Uma menina de cinco anos veio consultar-me por causa dos seus pesadelos. Desde que se iniciaram, outras dificuldades sintomáticas vão se instalar: falta de concentração na escola, crises de ansiedade diante de qualquer afastamento da mãe, choro constante, perda do apetite. Após alguns encontros, ela consegue relatar o ponto manifesto do sonho que a faz despertar no meio da noite: é a cara de um cachorro com a boca aberta, que vai chegando, chegando, muito perto de seu rosto e ela acorda. Nas sessões, o jogo que ela propõe gravita em torno de cuidados variados dispensados a bonecas e bonecos. Um dia, antes de entrar para a sessão, estamos na porta da rua e assistimos a cena de um cachorro rosnando e mostrando os dentes para seu dono. Na sessão, eu comento: "Você viu como aquele cachorro mostrou os dentes?" Ela balança a cabeça, respondendo afirmativamente. Então pergunto-lhe: "O cachorro que aparece no seu pesadelo faz igual?" Ela diz: "Não." Passados alguns minutos, acrescenta: "No meu sonho o cachorro tem cara de bravo". Continua seu jogo com as bonecas e bonecos e após alguns outros minutos ela acrescenta: "Igual a cara do meu pai." Essa última frase pode ser considerada como o acréscimo interpretativo do sonho. Ela não concerne ao pai da paciente, mas à forma como o sujeito se vê capturado pelo olhar do Outro. Na sequência da sessão, o jogo ficou agitado. A menina passa de uma coisa para outra, organiza as bonecas e a festa de aniversario de uma delas, penteia os cabelos de todos, tira as roupas delas, entrega a trouxa de roupa suja na lavanderia, volta a organizar a festa.

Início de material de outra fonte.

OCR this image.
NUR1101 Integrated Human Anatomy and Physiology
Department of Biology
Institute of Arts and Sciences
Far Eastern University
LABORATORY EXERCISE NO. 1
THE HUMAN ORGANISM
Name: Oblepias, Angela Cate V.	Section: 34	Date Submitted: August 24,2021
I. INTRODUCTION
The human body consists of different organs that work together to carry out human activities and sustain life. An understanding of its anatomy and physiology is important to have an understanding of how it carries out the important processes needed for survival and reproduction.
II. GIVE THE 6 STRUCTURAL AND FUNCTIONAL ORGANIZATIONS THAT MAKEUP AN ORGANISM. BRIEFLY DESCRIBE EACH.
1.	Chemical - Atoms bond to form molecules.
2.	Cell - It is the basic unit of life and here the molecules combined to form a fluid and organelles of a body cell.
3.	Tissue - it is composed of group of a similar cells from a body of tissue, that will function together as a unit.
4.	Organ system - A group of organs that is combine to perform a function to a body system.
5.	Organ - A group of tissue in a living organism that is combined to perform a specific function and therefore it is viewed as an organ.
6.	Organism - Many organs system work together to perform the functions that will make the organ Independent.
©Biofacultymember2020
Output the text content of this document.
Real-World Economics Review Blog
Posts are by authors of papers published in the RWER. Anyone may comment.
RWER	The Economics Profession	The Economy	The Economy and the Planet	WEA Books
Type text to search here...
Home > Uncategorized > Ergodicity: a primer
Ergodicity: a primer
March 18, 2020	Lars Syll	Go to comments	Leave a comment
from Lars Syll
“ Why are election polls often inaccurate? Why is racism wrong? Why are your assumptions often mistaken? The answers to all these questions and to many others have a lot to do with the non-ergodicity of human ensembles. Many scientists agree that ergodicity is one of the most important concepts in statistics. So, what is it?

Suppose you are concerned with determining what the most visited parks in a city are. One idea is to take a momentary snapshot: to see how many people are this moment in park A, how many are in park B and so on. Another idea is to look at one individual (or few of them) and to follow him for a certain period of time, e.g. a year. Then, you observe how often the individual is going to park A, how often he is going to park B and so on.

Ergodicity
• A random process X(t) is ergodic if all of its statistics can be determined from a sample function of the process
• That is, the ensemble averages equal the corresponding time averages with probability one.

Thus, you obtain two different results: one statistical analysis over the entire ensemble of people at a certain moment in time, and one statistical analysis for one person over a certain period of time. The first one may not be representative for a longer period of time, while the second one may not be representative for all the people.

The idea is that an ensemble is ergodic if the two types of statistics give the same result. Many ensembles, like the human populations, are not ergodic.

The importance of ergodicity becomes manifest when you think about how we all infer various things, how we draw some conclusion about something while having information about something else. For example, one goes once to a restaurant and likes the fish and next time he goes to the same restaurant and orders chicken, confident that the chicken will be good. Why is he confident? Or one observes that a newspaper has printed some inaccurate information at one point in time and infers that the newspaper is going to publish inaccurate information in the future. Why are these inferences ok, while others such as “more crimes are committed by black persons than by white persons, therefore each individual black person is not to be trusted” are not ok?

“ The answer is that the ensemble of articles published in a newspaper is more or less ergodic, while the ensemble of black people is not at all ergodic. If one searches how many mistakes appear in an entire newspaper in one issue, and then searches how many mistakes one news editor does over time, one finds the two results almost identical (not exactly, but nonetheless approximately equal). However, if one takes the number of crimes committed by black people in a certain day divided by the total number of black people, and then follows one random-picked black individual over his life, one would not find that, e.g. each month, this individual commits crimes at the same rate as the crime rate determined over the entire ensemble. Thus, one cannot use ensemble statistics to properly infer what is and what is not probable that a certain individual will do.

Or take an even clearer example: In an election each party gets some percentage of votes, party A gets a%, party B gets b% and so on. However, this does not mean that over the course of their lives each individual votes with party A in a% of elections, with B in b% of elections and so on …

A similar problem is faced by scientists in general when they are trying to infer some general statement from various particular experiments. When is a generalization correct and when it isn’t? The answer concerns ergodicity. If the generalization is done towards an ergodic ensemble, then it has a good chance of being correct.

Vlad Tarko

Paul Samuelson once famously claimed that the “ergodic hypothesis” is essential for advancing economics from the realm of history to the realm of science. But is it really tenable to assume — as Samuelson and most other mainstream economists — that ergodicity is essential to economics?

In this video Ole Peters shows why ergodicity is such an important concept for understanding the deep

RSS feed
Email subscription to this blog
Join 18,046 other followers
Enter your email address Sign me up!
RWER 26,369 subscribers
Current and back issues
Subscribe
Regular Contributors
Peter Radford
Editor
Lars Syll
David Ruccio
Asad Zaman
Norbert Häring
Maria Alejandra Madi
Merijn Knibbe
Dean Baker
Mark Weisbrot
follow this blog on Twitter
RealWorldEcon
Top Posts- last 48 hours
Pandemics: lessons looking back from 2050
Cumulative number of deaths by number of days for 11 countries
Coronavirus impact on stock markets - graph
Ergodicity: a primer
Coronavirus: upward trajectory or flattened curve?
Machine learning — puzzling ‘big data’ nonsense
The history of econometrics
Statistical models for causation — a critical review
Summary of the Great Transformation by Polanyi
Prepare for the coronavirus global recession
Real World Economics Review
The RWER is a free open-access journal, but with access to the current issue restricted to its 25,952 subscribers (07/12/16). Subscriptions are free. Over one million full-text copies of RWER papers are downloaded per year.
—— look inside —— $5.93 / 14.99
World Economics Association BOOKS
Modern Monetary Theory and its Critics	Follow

Termino a sessão convidando-a para fazer um desenho, antes de sair. Ela aceita e desenha um cocô. Embaixo desse objeto escreve o seu nome. "Esse é o nome do cocô?'', pergunto-lhe. Então, ela rabisca o nome e circula o objeto dizendo que está desenhando um vaso sanitário. Ao lado deste, desenha um outro vaso sanitário com a tampa fechada, e depois, cantarolando, diz o que muitas crianças dizem antes de acionar a descarga: "Tchau, cocô!". Vira a folha e escreve seu nome completo.
A definição que Lacan apresenta do pesadelo é luminosa: "O correlato do pesadelo é o íncubo ou o súcubo, esse ser que nos comprime o peito com todo o seu peso opaco de gozo alheio, que nos esmaga sob seu gozo". Esse ser que pesa por seu gozo é também um ser questionador, que se manifesta na dimensão da pergunta designada por enigma. O sujeito é confrontado com o enigma em seu sonho de angústia. O acréscimo que faz ao relato manifesto de seu sonho, substituindo a interpretação selvagem – com seu conteúdo metafórico e ambíguo – pela interpretação refletida, faz surgir a falha no sentido do sonho. O desenho da menina aponta que, ainda assim, o que resta ao sujeito é uma pergunta enigmática do que ele é para o Outro, uma pergunta na sua forma mais opaca, relacionada ao obscuro, ao desconhecido. O real do gozo pulsional, por mais que se tente aprendê-lo pelo sentido, pela cadeia significante, contém uma obscuridade intransponível.